One human being killing another human being is never good, but the killing of unarmed children and women without any provocation is a crime of the highest degree by any measure.This story is definitely a blot on the face of India in the international record of human rights violation. Such act of depravity is beyond tolerance in a civilised society.In a context such as this, can India be a signatory to the UN Declaration of Human Rights? Going by its track record, time and again, security forces in our land has betrayed our confidence in them.
Trust is a valuable but fragile human virtue which when tarnished once is hard to varnish.
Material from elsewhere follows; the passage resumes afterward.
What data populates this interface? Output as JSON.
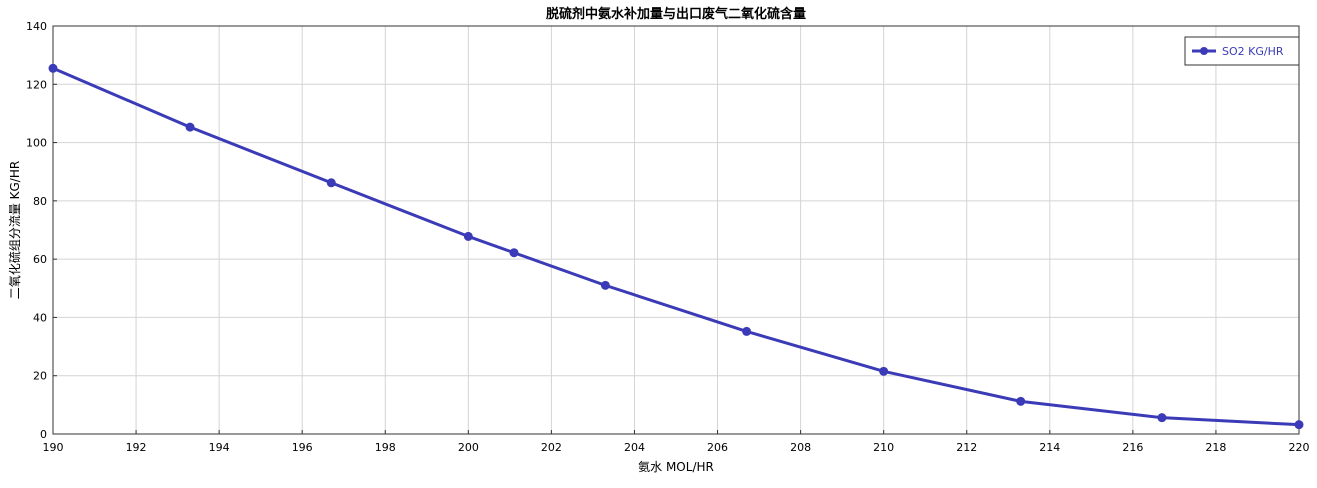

No amount of justification can redeem the trust and good faith of the people when deadly weapons designed for defence of the nation is turned back on the defenceless and harmless children and women of its own citizens. What a dastardly and gutless act of the so-called security force who instilfear psychosis and insecurity on the public mind! A tragedy of this magnitude demands justice of equal proportion.
The central government’s recent tag on Nagaland as a highly dangerous and disturbed area is a misnomer. When interpreted from the perspective of the innocent victims, the cause and source of danger is the man who has drawn the first blood from an unsuspecting civilian. Such a coldblooded murderer should be put in the dock and an unbiased trial should be allowed to take its own course of action in the court of law. As the voice of the voiceless, the district and state administration should leave no stone unturned in their effort tobook perpetrators of the heinous crime and full justice should be delivered to the innocent victims. Life will remain dangerous and disturbed so long as the wolves in sheep’s clothing remain at large.